Monday, December 8, 2014

How much time do I have?

Here is a thought I had about two weeks ago or so, but was reminded about during a conversation I had with a friend today. I was having a down moment and thinking about how having a diagnosis like this brings you face to face with your own mortality. My oncologist has not given me any type of prognosis as far as how long I can expect to live which I am grateful for, but the literature at the hospital library said the goal of the doctors was to make you as comfortable as possible and to lengthen your your life expectancy as long as they could whether it be several months or several years. Several. I took issue with that word. Several, not many, but several. Several feels like 7 or 8 to me. It went on to say that there is no cure and you should view it as living with a chronic illness.

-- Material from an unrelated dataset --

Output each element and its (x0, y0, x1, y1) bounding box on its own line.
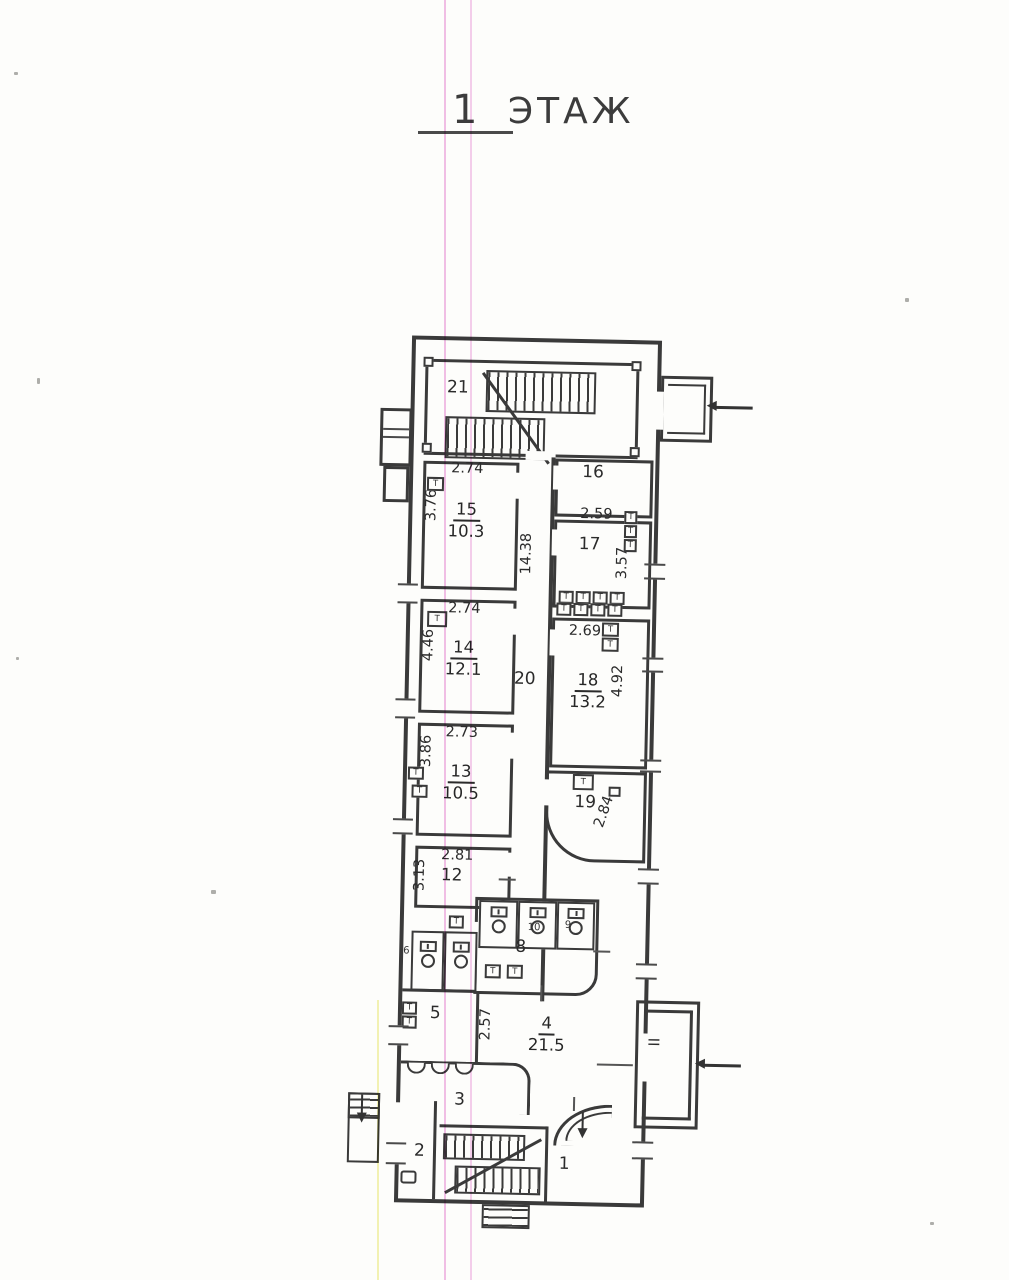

It was depressing. Nobody should ever have to read that and I find it quite irresponsible. But as I said I had a moment and in that moment I was crying out I did not want to die and that it was bullshit. Seven or eight years is simply not enough. Not because I am afraid to die, because I am not. In fact, I view death as a beautiful continuation of our existence. The next great adventure so to speak, but we will leave that for another time. Through a few experiences I have had over the last year or so I started feeling like I was beginning to understand my calling in life and was exciting to begin that work and 7-ish years was simply not going to work for me. I have too much to do.

But who said I had 7 years, hell it may only be a few months, and my head was spinning with the thought that I had no idea when cancer might have its way with me. It could be 4 months or 4 years or.... and that is when I started to laugh. I mean really laugh, belly laugh, because of the irony of it all. Here I was worried about dying from cancer and not having any idea how long I might have left on this earth and yet this is true every single day of our lives whether we are sick or not. I can sit around scared to death about dying of cancer, yet be killed in a car accident tomorrow just like anyone else. Having a diagnosis, in fact, has changed absolutely nothing as far as my mortality. Having a prognosis certainly could, especially for those who just buy into it and give up, but that is not me. You can ask both my mother and my partner, I don't like being told what to do and the more you insist, the more I resist.

Although my oncologist is optimistic, and assured me that some people live 20 years or more having this, she did tell me that I would die of this cancer, it was just a matter of when. Well I reject that. I will die from living my life, whether it be by car accident, falling off a cliff while mountain climbing, OD-ing on chocolate (hey it could happen), and yeah maybe cancer. Maybe...but not if I have anything to do with it.

So my good friends, sick or healthy, live every day like it's your last, because it just might be.